Wild South Staff Award: Southern Environmental Law Center (Asheville, NC) (Video)
Our second award of distinction goes to a team of outstanding individuals who have helped Wild South and numerous other dedicated conservation organizations win many difficult battles. Whether it is fighting pollution or saving old growth forests this talented team has been instrumental in countless victories. Because of this and their overwhelming support on the Nantahala-Pisgah Forest Plan in North Carolina we would like to recognize the North Carolina office of the Southern Environmental Law Center.
Dr. Liane Russell (Oak Ridge, TN) (Video)
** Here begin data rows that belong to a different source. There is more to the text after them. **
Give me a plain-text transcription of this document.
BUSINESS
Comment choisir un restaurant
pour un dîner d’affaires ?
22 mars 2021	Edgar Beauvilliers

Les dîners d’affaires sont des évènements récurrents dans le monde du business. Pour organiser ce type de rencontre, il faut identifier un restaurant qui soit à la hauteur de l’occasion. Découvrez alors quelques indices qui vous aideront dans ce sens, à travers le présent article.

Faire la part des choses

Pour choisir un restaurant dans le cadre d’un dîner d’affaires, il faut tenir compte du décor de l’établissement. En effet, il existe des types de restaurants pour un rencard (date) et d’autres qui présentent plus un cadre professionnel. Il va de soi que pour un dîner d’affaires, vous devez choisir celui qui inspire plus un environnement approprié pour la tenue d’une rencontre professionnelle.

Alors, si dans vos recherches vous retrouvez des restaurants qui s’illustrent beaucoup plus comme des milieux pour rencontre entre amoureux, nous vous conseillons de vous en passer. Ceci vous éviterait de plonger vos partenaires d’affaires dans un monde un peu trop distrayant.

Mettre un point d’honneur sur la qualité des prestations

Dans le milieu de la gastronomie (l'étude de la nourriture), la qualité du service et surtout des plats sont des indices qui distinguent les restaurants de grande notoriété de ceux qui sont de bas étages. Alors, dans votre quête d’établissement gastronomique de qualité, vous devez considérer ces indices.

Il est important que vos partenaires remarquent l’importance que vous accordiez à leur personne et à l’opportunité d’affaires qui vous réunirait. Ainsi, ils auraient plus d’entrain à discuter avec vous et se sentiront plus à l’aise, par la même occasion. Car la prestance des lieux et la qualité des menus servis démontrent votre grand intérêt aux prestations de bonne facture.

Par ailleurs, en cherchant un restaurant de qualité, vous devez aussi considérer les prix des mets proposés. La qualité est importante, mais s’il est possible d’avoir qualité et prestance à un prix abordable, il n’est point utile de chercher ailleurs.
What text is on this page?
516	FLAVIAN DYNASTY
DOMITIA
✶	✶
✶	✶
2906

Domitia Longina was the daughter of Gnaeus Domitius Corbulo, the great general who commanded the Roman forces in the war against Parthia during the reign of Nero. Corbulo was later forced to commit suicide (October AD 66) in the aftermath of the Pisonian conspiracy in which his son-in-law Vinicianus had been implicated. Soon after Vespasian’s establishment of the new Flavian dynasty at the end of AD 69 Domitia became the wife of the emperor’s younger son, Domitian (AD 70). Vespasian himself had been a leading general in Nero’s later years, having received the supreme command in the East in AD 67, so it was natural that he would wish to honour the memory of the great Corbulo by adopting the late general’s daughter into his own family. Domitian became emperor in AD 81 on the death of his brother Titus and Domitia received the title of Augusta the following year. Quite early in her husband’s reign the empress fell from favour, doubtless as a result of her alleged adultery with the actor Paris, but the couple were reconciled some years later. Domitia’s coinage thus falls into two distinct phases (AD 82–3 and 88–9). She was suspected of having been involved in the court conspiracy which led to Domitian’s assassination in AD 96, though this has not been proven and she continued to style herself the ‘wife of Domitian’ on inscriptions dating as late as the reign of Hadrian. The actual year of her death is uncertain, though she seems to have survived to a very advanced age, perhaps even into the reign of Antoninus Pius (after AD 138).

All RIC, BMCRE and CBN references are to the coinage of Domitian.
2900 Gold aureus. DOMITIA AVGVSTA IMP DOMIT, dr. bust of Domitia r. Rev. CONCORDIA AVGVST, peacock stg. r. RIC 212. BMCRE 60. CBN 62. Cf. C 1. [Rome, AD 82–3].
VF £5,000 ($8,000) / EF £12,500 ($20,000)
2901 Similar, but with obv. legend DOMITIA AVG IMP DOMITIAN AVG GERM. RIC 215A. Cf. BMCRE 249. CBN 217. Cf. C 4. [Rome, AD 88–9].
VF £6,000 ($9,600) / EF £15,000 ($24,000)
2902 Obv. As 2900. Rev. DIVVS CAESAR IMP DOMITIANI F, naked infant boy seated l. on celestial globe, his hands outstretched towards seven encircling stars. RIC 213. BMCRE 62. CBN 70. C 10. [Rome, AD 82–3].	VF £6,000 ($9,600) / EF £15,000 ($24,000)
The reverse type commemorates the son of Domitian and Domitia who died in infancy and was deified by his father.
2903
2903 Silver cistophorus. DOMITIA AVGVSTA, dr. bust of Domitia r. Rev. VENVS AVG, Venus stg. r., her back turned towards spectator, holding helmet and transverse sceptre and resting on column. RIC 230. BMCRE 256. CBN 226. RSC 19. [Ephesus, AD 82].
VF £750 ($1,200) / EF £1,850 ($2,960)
For nearly 50 years, Dr. Liane Russell has been a beloved wilderness champion. Liane co-founded Tennessee Citizens for Wilderness Planning in 1966, which has been instrumental in the designating legislation for the Big South Fork National River and Recreation Area and the Obed Wild and Scenic River, as well as State Scenic Rivers Act and State Trails Act. Lee has brought her strategic skills and tenacity to other environmental efforts across the state including the designation of wilderness in the Cherokee National Forest. Her knowledge of the environmental efforts across the decades and across the state is encyclopedic and personal. Professionally, Lee is a mammalian geneticist retired from Oak Ridge National Laboratory. She discovered the significance of the Y-chromosome and won the Fermi award for her research. Liane Russell has touched so many lives and saved so many places in East Tennessee, and she is a true global treasure.
Bishop Herron Johnson (Birmingham, AL) (Video)
Bishop Herron Johnson has been called a “modern day Noah” for his work to save the elusive and endangered Watercress Darter. The fish’s discovery in Western Alabama in a small tributary on the land owned by Faith Apostolic Church has resulted in an innovative partnership between scientists and the church’s congregation, led by Bishop Herron to save the darter. In 2005, Bishop Johnson and the church partnered with the Freshwater Land Trust to ensure the permanent protection of the Watercress Darter and its habitat.